Pretend for a second that you have a child (or maybe you actually do, in which case, I advise against pretending as it might unleash a string of delusions which ultimately result in serious mental scarring for your poor, innocent baby). When that child comes in covered in mud or dirt, you don't value him less than when he is clean, do you? What's underneath that temporary external gunk is still the precious little character who brings you joy by the simple fact of his existence.
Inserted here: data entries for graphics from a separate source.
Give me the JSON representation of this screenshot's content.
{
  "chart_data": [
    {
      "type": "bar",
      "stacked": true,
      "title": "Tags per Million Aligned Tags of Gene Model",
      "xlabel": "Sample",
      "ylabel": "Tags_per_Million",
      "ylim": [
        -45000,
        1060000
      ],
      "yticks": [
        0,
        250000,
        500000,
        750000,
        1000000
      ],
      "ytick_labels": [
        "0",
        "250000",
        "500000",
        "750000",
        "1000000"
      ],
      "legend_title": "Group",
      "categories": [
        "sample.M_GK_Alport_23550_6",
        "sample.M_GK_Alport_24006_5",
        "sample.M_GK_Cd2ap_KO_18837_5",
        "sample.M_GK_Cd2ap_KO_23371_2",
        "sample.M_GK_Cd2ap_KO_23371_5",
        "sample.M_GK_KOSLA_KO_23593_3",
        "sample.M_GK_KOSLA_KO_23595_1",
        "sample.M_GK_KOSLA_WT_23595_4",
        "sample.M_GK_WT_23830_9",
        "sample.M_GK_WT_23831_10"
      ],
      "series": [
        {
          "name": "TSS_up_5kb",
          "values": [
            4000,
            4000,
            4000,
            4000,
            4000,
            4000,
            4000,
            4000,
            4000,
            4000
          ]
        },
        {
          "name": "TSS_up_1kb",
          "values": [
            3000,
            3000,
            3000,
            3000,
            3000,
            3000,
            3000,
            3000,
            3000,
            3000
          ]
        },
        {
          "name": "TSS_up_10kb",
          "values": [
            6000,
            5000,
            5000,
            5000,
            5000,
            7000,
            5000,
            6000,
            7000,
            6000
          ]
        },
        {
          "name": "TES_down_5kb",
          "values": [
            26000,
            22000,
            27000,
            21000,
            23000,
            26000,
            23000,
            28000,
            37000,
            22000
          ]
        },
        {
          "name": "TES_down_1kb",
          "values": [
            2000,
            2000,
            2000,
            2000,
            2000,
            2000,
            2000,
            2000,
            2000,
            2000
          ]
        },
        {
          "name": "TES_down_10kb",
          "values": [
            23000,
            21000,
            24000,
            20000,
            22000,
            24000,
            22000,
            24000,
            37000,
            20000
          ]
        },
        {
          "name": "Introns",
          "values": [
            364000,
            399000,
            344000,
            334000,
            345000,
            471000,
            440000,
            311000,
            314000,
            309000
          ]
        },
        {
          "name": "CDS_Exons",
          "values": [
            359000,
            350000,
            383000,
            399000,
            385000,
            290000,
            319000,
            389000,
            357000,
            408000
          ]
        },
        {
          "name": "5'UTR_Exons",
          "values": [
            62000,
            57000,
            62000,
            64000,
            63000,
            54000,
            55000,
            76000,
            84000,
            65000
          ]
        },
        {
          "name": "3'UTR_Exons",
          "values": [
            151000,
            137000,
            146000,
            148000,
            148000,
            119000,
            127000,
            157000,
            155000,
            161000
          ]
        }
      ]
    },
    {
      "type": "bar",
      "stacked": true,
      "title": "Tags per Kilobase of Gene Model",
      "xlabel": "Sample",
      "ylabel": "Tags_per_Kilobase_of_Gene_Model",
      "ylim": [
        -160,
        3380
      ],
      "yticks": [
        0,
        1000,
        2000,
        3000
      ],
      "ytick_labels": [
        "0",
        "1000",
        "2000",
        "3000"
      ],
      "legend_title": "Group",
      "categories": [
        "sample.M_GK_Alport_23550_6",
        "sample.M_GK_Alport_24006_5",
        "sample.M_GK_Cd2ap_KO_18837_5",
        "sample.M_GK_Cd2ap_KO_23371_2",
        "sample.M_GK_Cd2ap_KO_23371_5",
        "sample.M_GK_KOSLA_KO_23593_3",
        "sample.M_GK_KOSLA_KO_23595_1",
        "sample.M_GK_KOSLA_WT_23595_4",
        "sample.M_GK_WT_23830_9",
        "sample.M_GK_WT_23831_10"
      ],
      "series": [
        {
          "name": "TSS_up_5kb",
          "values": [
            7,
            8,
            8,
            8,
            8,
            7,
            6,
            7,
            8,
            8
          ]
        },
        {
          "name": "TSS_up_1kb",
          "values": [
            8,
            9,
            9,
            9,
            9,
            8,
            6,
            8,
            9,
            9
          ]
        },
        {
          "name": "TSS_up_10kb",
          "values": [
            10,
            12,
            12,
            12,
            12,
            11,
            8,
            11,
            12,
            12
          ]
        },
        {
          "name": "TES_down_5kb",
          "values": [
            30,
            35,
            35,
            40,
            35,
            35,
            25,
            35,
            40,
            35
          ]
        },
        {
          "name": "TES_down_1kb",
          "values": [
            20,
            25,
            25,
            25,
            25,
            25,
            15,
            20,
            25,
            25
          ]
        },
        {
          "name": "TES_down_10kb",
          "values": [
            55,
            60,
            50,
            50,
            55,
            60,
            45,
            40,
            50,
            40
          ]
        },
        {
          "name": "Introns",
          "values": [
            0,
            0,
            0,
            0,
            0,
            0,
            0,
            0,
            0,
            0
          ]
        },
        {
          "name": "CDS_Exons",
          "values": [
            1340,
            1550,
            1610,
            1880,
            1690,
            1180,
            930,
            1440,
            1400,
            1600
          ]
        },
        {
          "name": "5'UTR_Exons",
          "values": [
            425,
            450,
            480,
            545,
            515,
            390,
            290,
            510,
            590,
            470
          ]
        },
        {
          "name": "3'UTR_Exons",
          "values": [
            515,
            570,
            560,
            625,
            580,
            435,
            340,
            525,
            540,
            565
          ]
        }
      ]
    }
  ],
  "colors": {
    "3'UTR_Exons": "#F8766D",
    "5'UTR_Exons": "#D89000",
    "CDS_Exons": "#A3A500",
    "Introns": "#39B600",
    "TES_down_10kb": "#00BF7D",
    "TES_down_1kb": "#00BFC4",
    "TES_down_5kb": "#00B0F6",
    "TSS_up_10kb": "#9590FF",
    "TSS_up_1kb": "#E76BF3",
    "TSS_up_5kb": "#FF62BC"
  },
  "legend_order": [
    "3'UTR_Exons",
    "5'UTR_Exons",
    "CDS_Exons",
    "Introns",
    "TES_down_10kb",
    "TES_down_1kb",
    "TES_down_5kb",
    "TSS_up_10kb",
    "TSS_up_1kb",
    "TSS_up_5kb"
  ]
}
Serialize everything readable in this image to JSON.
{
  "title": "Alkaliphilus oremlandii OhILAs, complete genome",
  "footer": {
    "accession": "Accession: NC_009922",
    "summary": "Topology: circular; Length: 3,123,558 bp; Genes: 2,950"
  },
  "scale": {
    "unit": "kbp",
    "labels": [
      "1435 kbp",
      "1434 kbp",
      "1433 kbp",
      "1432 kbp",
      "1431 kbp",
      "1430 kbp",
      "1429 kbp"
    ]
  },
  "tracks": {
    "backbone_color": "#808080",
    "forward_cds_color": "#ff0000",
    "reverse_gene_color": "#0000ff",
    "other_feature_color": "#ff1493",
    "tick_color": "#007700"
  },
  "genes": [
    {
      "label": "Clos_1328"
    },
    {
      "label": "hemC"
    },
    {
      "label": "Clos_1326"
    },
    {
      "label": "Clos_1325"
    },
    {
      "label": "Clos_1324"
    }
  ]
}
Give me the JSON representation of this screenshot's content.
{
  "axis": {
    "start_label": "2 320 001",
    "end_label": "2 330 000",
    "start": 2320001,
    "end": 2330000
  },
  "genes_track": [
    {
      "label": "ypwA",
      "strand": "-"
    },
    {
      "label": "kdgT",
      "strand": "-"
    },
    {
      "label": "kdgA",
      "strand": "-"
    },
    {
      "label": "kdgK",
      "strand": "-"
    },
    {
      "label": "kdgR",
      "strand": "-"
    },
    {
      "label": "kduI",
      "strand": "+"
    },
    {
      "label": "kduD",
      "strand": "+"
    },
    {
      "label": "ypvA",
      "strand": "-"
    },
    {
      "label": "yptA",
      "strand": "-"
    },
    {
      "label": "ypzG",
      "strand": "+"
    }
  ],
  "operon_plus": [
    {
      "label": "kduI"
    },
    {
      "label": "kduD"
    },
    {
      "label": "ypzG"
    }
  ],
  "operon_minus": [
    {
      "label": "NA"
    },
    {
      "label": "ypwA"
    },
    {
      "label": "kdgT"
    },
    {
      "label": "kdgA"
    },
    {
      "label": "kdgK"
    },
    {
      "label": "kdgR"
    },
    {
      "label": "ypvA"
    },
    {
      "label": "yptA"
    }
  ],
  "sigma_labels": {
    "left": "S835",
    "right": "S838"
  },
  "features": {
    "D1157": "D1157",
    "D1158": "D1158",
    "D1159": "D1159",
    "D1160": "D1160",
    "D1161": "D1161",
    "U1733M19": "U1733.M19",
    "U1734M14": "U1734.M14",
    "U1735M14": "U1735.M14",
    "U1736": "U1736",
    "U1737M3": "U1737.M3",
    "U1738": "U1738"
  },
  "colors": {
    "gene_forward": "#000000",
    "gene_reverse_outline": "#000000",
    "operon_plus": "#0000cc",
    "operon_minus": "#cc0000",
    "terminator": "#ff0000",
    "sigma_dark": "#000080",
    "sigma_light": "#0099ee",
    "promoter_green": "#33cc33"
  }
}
So why is it that in my head, I feel like I have to make apologies for where I'm at? For instance, going to community college does not exactly have the most glamorous reputation. Apparently it's where a certain personality of people go... You know the ones. But that's not fair. Based on my orientation group and the one girl I met that day who was not in my group, there are lots of reasons why people choose community college, and not just because they're slackers. Okay, so I may wish that I were going to a prestigious four year university, but the reality is, that I am not less of a person because I am not going to one.
The greater loss is that I can't seem to get a job at a coffee shop. Oh no. For over three years, I have prided myself (ha, surefire why to get yourself a new career - pride... thanks, Jesus) on being able to call myself a barista. I get to be a coffee snob because I can ... steam milk really well? Okay, yes, it is an artform. And the fact that I can't do it now (the lack of machine is a major factor) is kind of disappointing for more reasons than the removal of a title. But there was some part of me that derived more than just satisfaction from that designation. I was getting something of my identity from it too.
In Psalm 32:8, it says, "I will instruct you and teach you in the way which you should go; I will counsel you with My eye upon you." We're on this awesome journey together, and as a wise man recently said, the epitome of that journey is probably when you reach the realization that it's not about the journey, it's about being together. To reach that point of realization, however, requires a degree of humility. And so He's instructing me and teaching me to take a way that is not comfortable, but perhaps contains a far greater lesson in valuing self and valuing Him. I have a tattoo on my wrist that says, "Beloved"... I guess He's still helping me see what that really means.